The emphasized phrase has 51 letters, and with SEASONS removed per the rubric, that left 44, a perfect fit. And with the corners filled in, I spotted SPRING along the diagonal of quadrant 1 (with the R moved to the corner) and SUMMER similarly along the diagonal of quadrant 2. So I could fill in WINTER in quadrant 4 and most of AUTUMN in quadrant 3 (it wasn’t yet clear which of the ‘U’s was moved).

It had been quite a struggle getting this far, but the rest of the crossword was a romp, with some great moments of deducing implausible words and looking them up to find they are for real: “I wonder if ROY is Australian for ‘dandy’?”—“I bet TANGUN is a type of pony!” This is the essence of advanced cryptics for me.

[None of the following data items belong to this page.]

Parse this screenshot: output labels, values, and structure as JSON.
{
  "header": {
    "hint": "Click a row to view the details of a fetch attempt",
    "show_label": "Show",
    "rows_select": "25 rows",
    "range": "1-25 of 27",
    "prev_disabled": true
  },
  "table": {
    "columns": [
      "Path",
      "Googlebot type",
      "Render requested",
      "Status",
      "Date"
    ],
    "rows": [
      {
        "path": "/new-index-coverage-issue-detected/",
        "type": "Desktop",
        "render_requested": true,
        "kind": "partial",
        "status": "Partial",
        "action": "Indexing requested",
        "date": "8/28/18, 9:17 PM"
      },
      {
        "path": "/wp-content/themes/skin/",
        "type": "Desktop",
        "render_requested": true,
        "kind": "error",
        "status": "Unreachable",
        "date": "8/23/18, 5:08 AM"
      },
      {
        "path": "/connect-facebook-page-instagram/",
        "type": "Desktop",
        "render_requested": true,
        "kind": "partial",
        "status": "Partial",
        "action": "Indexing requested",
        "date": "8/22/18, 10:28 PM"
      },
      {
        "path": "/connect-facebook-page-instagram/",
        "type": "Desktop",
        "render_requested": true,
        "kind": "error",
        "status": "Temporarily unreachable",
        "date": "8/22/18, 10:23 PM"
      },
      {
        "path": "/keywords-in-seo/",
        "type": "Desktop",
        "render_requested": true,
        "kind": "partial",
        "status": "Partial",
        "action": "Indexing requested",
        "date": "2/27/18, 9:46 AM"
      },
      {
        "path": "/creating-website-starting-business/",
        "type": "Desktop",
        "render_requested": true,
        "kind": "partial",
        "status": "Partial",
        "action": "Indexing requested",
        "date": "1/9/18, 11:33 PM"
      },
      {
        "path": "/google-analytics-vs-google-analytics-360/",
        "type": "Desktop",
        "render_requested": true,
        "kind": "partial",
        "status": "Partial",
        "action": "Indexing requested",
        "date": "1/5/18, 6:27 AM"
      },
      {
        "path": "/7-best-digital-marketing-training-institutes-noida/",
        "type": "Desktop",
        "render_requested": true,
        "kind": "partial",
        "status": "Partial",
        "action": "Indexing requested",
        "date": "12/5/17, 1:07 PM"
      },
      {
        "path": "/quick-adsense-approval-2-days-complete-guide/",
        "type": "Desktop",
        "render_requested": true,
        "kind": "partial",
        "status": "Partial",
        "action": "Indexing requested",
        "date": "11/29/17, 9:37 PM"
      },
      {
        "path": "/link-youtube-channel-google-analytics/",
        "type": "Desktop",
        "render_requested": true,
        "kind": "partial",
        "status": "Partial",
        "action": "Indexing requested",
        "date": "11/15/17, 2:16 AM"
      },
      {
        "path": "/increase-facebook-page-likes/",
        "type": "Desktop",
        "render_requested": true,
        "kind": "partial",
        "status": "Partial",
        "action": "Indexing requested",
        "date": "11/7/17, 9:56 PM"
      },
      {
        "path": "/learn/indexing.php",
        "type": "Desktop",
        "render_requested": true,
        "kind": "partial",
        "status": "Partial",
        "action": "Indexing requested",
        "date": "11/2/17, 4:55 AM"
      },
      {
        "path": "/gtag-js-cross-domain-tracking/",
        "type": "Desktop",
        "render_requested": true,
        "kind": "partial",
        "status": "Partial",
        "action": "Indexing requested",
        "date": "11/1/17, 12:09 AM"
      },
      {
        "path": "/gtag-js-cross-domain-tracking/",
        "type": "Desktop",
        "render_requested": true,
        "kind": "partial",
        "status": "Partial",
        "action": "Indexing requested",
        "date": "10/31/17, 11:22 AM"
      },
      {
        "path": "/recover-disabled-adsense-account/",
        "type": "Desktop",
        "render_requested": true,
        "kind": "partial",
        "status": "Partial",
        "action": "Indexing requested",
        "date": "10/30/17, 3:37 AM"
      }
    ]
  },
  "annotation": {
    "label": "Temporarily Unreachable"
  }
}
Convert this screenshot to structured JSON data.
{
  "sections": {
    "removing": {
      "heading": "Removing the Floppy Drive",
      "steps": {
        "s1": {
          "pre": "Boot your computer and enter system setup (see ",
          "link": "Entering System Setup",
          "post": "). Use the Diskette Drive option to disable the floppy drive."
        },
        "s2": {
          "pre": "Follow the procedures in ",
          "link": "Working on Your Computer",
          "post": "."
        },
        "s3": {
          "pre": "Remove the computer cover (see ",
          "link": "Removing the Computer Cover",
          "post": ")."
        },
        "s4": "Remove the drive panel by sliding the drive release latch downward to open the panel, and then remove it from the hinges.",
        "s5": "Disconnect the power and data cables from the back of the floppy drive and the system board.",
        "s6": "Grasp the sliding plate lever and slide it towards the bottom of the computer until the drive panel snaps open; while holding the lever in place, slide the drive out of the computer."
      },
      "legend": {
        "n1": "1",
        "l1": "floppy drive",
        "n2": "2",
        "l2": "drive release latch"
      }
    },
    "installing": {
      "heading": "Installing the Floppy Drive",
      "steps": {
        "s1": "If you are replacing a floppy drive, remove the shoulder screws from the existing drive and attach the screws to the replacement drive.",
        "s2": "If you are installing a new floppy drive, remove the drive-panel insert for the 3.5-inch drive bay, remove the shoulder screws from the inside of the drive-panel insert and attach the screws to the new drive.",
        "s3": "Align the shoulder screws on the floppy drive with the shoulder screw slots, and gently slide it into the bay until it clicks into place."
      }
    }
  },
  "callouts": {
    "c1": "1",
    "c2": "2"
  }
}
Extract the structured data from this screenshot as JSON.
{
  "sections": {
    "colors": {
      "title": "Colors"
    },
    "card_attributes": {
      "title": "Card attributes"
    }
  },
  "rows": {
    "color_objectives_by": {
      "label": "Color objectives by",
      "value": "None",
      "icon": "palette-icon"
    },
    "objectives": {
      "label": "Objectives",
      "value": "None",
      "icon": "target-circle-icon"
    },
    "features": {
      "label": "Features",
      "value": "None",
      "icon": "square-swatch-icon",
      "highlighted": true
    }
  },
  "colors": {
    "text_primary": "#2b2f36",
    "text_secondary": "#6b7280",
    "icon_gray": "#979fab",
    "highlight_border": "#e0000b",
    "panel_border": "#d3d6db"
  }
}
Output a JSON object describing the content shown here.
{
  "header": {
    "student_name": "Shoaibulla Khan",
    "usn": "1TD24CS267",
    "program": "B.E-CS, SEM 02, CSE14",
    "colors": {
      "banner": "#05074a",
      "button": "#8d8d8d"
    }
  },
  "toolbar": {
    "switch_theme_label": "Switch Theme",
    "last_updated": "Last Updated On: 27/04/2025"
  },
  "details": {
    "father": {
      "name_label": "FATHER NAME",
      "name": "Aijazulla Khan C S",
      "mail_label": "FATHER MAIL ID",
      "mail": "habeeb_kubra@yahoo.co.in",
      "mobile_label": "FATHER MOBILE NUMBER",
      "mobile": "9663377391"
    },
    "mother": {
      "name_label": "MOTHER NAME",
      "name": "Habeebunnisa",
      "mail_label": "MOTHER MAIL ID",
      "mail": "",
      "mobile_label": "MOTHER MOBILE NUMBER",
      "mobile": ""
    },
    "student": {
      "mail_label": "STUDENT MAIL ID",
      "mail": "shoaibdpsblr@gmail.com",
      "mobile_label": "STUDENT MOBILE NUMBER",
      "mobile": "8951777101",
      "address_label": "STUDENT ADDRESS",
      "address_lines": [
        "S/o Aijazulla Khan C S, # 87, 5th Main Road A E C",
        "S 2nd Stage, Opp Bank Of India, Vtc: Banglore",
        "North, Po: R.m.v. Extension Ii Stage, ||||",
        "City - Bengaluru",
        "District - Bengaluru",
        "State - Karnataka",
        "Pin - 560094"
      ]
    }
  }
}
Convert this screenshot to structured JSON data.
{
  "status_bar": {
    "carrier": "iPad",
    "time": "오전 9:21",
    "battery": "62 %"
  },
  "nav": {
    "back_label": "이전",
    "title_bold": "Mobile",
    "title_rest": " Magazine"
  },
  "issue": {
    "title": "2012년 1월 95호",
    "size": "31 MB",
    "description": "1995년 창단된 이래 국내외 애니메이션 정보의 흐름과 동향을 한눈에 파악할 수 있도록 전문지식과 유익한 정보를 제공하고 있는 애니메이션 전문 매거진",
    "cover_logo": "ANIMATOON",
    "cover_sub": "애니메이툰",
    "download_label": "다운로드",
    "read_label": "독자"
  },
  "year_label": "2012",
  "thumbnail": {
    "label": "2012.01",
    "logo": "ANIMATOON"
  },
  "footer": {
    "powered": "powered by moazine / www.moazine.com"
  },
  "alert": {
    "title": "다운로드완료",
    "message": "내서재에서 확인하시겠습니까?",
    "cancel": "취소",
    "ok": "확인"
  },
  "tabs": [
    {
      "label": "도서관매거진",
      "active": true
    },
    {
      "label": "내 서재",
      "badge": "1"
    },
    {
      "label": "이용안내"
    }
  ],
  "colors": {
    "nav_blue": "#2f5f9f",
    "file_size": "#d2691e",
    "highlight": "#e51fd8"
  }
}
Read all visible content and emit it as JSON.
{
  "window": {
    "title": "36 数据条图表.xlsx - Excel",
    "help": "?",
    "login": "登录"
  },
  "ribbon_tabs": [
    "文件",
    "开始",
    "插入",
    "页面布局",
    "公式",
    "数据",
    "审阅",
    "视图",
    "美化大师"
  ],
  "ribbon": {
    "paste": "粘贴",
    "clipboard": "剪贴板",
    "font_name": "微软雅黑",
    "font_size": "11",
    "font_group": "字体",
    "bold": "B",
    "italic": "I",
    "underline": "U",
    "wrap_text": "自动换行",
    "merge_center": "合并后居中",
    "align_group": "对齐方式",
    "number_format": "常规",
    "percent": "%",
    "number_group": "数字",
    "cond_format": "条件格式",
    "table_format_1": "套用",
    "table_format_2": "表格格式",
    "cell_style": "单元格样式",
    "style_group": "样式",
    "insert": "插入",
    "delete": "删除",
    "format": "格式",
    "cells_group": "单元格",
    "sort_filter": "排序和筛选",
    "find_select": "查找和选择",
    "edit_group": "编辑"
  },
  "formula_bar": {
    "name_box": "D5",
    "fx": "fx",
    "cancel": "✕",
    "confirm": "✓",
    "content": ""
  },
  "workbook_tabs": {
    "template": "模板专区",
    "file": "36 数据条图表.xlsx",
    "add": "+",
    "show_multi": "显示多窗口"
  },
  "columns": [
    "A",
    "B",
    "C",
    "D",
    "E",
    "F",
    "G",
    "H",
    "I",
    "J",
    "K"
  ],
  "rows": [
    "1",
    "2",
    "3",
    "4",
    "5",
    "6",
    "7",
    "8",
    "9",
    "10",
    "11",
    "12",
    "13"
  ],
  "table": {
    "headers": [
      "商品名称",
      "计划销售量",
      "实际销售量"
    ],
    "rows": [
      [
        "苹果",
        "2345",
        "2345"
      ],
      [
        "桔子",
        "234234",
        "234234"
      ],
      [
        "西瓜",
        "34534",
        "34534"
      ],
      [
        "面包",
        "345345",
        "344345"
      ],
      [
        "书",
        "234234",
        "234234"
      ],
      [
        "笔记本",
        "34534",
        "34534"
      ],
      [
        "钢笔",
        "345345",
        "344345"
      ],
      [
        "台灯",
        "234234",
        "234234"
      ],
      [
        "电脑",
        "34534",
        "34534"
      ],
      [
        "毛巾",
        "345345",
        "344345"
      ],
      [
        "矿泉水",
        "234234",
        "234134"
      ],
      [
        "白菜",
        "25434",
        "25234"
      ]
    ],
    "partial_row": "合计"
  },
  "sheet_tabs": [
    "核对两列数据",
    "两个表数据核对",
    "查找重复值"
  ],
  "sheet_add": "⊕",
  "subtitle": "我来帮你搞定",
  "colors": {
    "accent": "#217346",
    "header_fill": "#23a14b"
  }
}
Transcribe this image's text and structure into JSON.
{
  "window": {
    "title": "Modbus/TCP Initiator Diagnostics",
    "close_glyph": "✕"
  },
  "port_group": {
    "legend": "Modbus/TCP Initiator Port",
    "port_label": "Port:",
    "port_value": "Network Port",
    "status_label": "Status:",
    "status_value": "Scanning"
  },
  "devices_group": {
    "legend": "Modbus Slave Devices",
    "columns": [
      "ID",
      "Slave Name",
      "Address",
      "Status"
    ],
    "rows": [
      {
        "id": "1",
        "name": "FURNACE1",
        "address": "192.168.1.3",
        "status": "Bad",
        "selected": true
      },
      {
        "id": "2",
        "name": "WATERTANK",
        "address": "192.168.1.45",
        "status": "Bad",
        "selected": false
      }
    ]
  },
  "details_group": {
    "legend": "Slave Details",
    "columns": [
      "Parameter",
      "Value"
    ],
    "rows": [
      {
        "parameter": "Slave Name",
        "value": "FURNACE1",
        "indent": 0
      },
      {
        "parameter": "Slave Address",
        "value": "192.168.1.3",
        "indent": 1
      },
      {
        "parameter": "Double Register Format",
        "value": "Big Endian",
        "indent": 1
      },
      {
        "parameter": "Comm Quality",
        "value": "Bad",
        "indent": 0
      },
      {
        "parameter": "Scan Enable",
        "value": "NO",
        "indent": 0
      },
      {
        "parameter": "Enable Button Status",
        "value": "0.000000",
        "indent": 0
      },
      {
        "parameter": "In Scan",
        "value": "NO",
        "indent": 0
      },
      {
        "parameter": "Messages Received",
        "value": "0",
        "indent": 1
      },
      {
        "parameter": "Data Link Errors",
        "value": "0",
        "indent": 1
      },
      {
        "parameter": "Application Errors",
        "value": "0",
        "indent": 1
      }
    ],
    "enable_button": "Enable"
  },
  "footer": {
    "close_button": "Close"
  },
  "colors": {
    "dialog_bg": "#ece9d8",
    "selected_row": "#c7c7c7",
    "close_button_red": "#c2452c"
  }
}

The final stings in the tail were a couple of words missing from Chambers 2003, but which I eventually found in the OED: MITUMBA (“In eastern central Africa: second-hand clothing”) and NGOMA (“In eastern and southern Africa: any of various kinds of drum”). The rubric noted that “one answer in set 2 is in Collins” so I guess the other must be in Chambers 2008.

I can imagine some purists objecting to “Cell’s self-contained down under?” ⇒ ASCUS (since there’s a double indirection in the wordplay: “down under” ⇒ “in Australia” ⇒ in AUS) but I thought it was amusing.

Given the convenience for the setter that the four seasons all have six letters, I was surprised to see that this is only the second time the theme has been used. The previous occasion was number 2446, A Happy New Year by Duck.


4 Responses to “Listener 4073: Quartet by MynoT”

  1. erwinch said

    Just out of interest Gareth but what do you use to create your grids? I struggle along with MS Paint and Gadwin PrintScreen but you manage to achieve much greater clarity. Is it MS Excel?

  2. I draw them with OmniGraffle, an excellent program for making diagrams, flowcharts, figures and so on. Unfortunately, it’s Mac-only, so probably no use to you.

  3. shirleycurran said

    Erwinch, I have Anthony Lewis’s Crossword Compiler, and though I tend to hand write mine for Listen With Others, it does very easily make almost any grid you need. The initial outlay was considerable but I find it worth it in every sense (solving anagrams, finding words etc.). What’s more, when I addressed a problem to its creator, he responded very sympathetically and immediately!